Pero la ejecución quedó herida. Como siempre.
Lo que cuesta aceptar
Un comité ejecutivo sano no es un comité sin conflicto.
Sino que es un comité que sabe pelear bien.
Porque cuando evitamos el conflicto para “cuidar el clima”, pasa algo brutal:
no protegemos el clima; sino que protegemos la ambigüedad.
Y la ambigüedad es cara. Mucho más que una conversación difícil.
Se paga en:
Volver a hacer el trabajo,
promesas que no se pueden cumplir,
desgaste del equipo,
y ese “gobierno informal” donde las decisiones se toman afuera, en pequeño comité.
La frase «aqui nos llevamos bien» a veces puede significar: «no nos decimos la verdad a tiempo».
Y en tiempos de inteligencia artificial, eso es mortal. Porque la IA acelera el ritmo del mercado: clientes, competencia, información. Si el comité no es capaz de cerrar los temas, el mundo se mueve igual… pero tú te quedas atrás.
¿Hay solución?
No se trata de pelear más. Se trata de gobernar mejor.

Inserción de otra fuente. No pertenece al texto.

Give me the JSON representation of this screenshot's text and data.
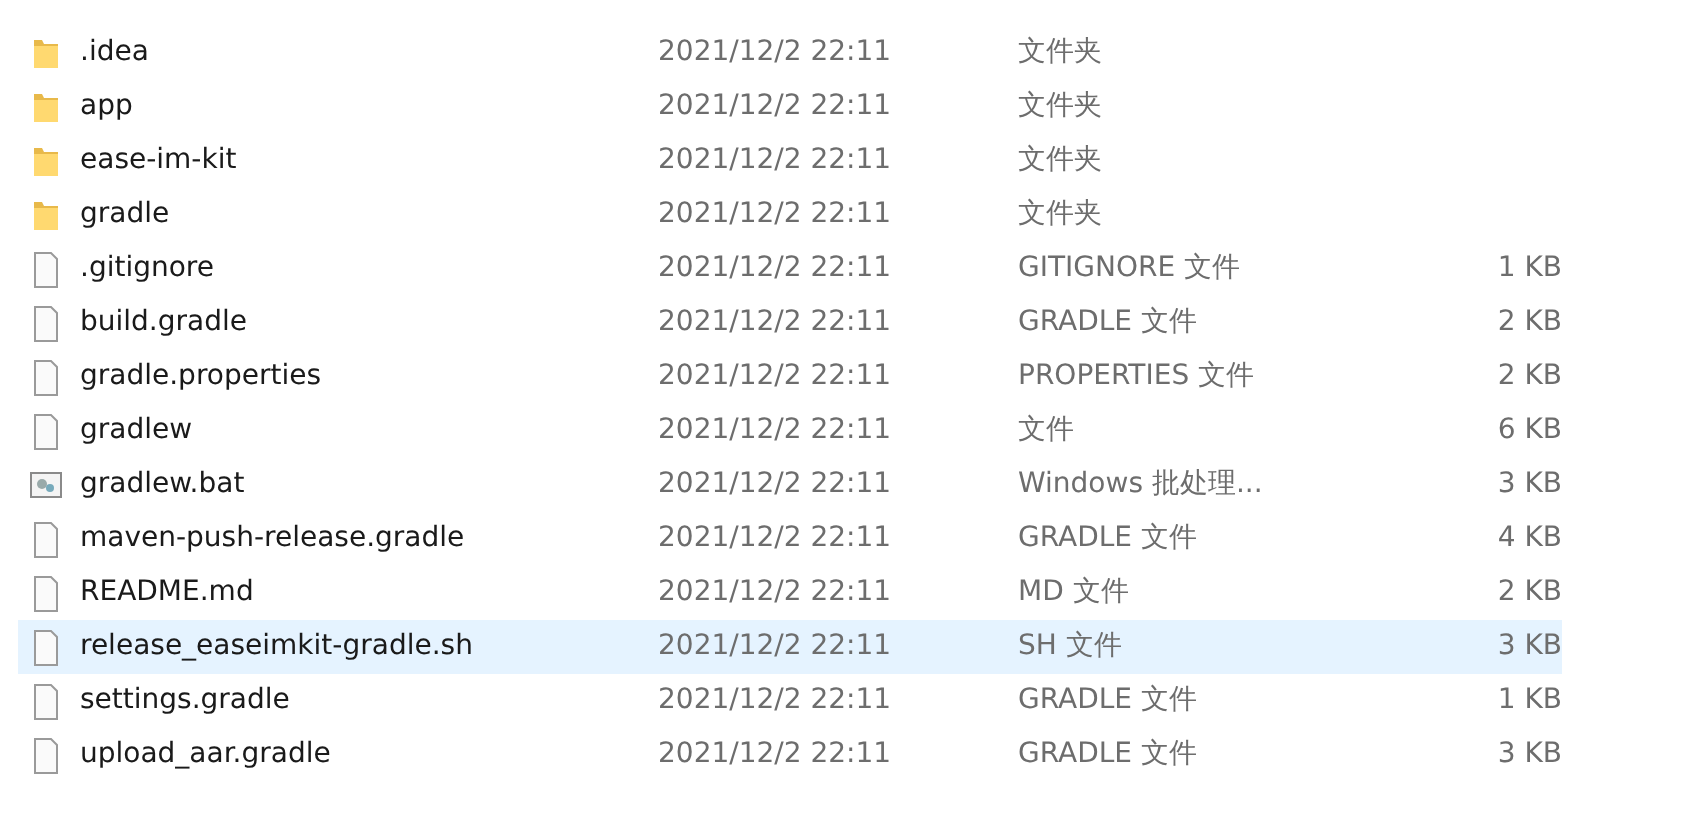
{
  "files": [
    {
      "kind": "folder",
      "name": ".idea",
      "modified": "2021/12/2 22:11",
      "type": "文件夹",
      "selected": false
    },
    {
      "kind": "folder",
      "name": "app",
      "modified": "2021/12/2 22:11",
      "type": "文件夹",
      "selected": false
    },
    {
      "kind": "folder",
      "name": "ease-im-kit",
      "modified": "2021/12/2 22:11",
      "type": "文件夹",
      "selected": false
    },
    {
      "kind": "folder",
      "name": "gradle",
      "modified": "2021/12/2 22:11",
      "type": "文件夹",
      "selected": false
    },
    {
      "kind": "file",
      "name": ".gitignore",
      "modified": "2021/12/2 22:11",
      "type": "GITIGNORE 文件",
      "size": "1 KB",
      "selected": false
    },
    {
      "kind": "file",
      "name": "build.gradle",
      "modified": "2021/12/2 22:11",
      "type": "GRADLE 文件",
      "size": "2 KB",
      "selected": false
    },
    {
      "kind": "file",
      "name": "gradle.properties",
      "modified": "2021/12/2 22:11",
      "type": "PROPERTIES 文件",
      "size": "2 KB",
      "selected": false
    },
    {
      "kind": "file",
      "name": "gradlew",
      "modified": "2021/12/2 22:11",
      "type": "文件",
      "size": "6 KB",
      "selected": false
    },
    {
      "kind": "batch",
      "name": "gradlew.bat",
      "modified": "2021/12/2 22:11",
      "type": "Windows 批处理...",
      "size": "3 KB",
      "selected": false
    },
    {
      "kind": "file",
      "name": "maven-push-release.gradle",
      "modified": "2021/12/2 22:11",
      "type": "GRADLE 文件",
      "size": "4 KB",
      "selected": false
    },
    {
      "kind": "file",
      "name": "README.md",
      "modified": "2021/12/2 22:11",
      "type": "MD 文件",
      "size": "2 KB",
      "selected": false
    },
    {
      "kind": "file",
      "name": "release_easeimkit-gradle.sh",
      "modified": "2021/12/2 22:11",
      "type": "SH 文件",
      "size": "3 KB",
      "selected": true
    },
    {
      "kind": "file",
      "name": "settings.gradle",
      "modified": "2021/12/2 22:11",
      "type": "GRADLE 文件",
      "size": "1 KB",
      "selected": false
    },
    {
      "kind": "file",
      "name": "upload_aar.gradle",
      "modified": "2021/12/2 22:11",
      "type": "GRADLE 文件",
      "size": "3 KB",
      "selected": false
    }
  ]
}
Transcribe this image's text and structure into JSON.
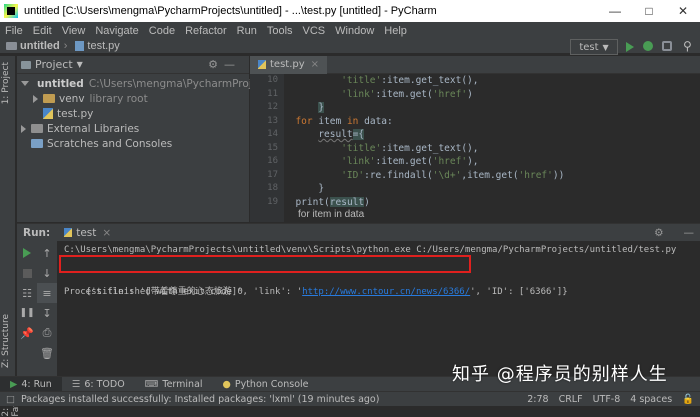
{
  "window": {
    "title": "untitled [C:\\Users\\mengma\\PycharmProjects\\untitled] - ...\\test.py [untitled] - PyCharm"
  },
  "menu": [
    "File",
    "Edit",
    "View",
    "Navigate",
    "Code",
    "Refactor",
    "Run",
    "Tools",
    "VCS",
    "Window",
    "Help"
  ],
  "navbar": {
    "project": "untitled",
    "file": "test.py",
    "run_config": "test"
  },
  "left_strip": {
    "project_tab": "1: Project",
    "structure_tab": "Z: Structure",
    "favorites_tab": "2: Favorites"
  },
  "project_panel": {
    "header": "Project",
    "root_name": "untitled",
    "root_path": "C:\\Users\\mengma\\PycharmProjects\\untitle",
    "venv_name": "venv",
    "venv_note": "library root",
    "file": "test.py",
    "external": "External Libraries",
    "scratches": "Scratches and Consoles"
  },
  "editor": {
    "tab": "test.py",
    "line_numbers": [
      "10",
      "11",
      "12",
      "13",
      "14",
      "15",
      "16",
      "17",
      "18",
      "19"
    ],
    "breadcrumb": "for item in data"
  },
  "run_panel": {
    "label": "Run:",
    "tab": "test",
    "cmd": "C:\\Users\\mengma\\PycharmProjects\\untitled\\venv\\Scripts\\python.exe C:/Users/mengma/PycharmProjects/untitled/test.py",
    "out_prefix": "{'title': '[带着尊重的心态旅游]', 'link': '",
    "out_link": "http://www.cntour.cn/news/6366/",
    "out_suffix": "', 'ID': ['6366']}",
    "finish": "Process finished with exit code 0"
  },
  "bottom_tabs": [
    "4: Run",
    "6: TODO",
    "Terminal",
    "Python Console"
  ],
  "status": {
    "message": "Packages installed successfully: Installed packages: 'lxml' (19 minutes ago)",
    "position": "2:78",
    "line_sep": "CRLF",
    "encoding": "UTF-8",
    "indent": "4 spaces"
  },
  "watermark": "知乎 @程序员的别样人生",
  "colors": {
    "highlight_box": "#e0201e",
    "link": "#287bde",
    "run_green": "#499c54"
  }
}
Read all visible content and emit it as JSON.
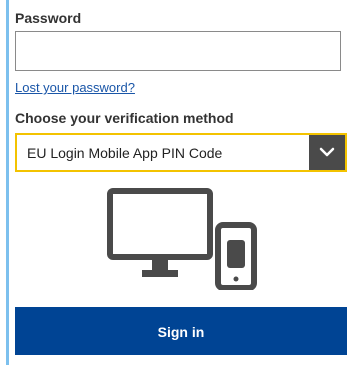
{
  "password": {
    "label": "Password",
    "value": "",
    "placeholder": ""
  },
  "lost_password_link": "Lost your password?",
  "verification": {
    "label": "Choose your verification method",
    "selected": "EU Login Mobile App PIN Code"
  },
  "icons": {
    "dropdown": "chevron-down-icon",
    "illustration": "desktop-and-mobile-icon"
  },
  "sign_in_label": "Sign in",
  "colors": {
    "accent_border": "#f3c300",
    "primary_button": "#004494",
    "link": "#1a56a8",
    "side_rule": "#7cc0ee"
  }
}
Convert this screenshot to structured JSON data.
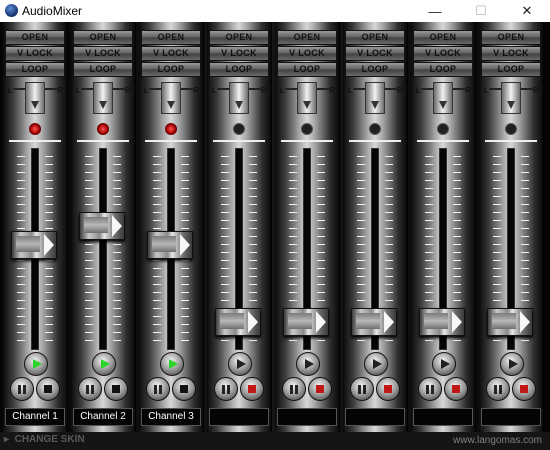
{
  "window": {
    "title": "AudioMixer",
    "minimize": "—",
    "maximize": "☐",
    "close": "✕"
  },
  "labels": {
    "open": "OPEN",
    "vlock": "V LOCK",
    "loop": "LOOP",
    "pan_left": "L",
    "pan_right": "R"
  },
  "channels": [
    {
      "name": "Channel 1",
      "led_on": true,
      "volume": 0.5,
      "playing": true
    },
    {
      "name": "Channel 2",
      "led_on": true,
      "volume": 0.6,
      "playing": true
    },
    {
      "name": "Channel 3",
      "led_on": true,
      "volume": 0.5,
      "playing": true
    },
    {
      "name": "",
      "led_on": false,
      "volume": 0.1,
      "playing": false
    },
    {
      "name": "",
      "led_on": false,
      "volume": 0.1,
      "playing": false
    },
    {
      "name": "",
      "led_on": false,
      "volume": 0.1,
      "playing": false
    },
    {
      "name": "",
      "led_on": false,
      "volume": 0.1,
      "playing": false
    },
    {
      "name": "",
      "led_on": false,
      "volume": 0.1,
      "playing": false
    }
  ],
  "footer": {
    "skin_arrow": "▸",
    "change_skin": "CHANGE SKIN",
    "website": "www.langomas.com"
  },
  "icons": {
    "app": "app-icon",
    "play": "play-icon",
    "pause": "pause-icon",
    "stop": "stop-icon"
  }
}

La regla que cambia la sala de reuniones es esta:
Conflicto sí. Ambigüedad no. Disenso permitido. Prohibido que hayan dos versiones.
¿Cómo la puedes aterrizar?
Puedes buscar un cierre mínimo al final de cada reunión que obligue al sistema a firmar.
El “cierre en 5 líneas”
Decisión (una frase única)
Motivo (1o 2 líneas)
Condición o límite
Quien es el Dueño (solo uno)
Fecha
Si falta una sola línea, no hay cierre. Solo habria conversación.
Te hago una pregunta bien concreta:
¿En tu comité qué se cuida más hoy: el clima… o el cierre?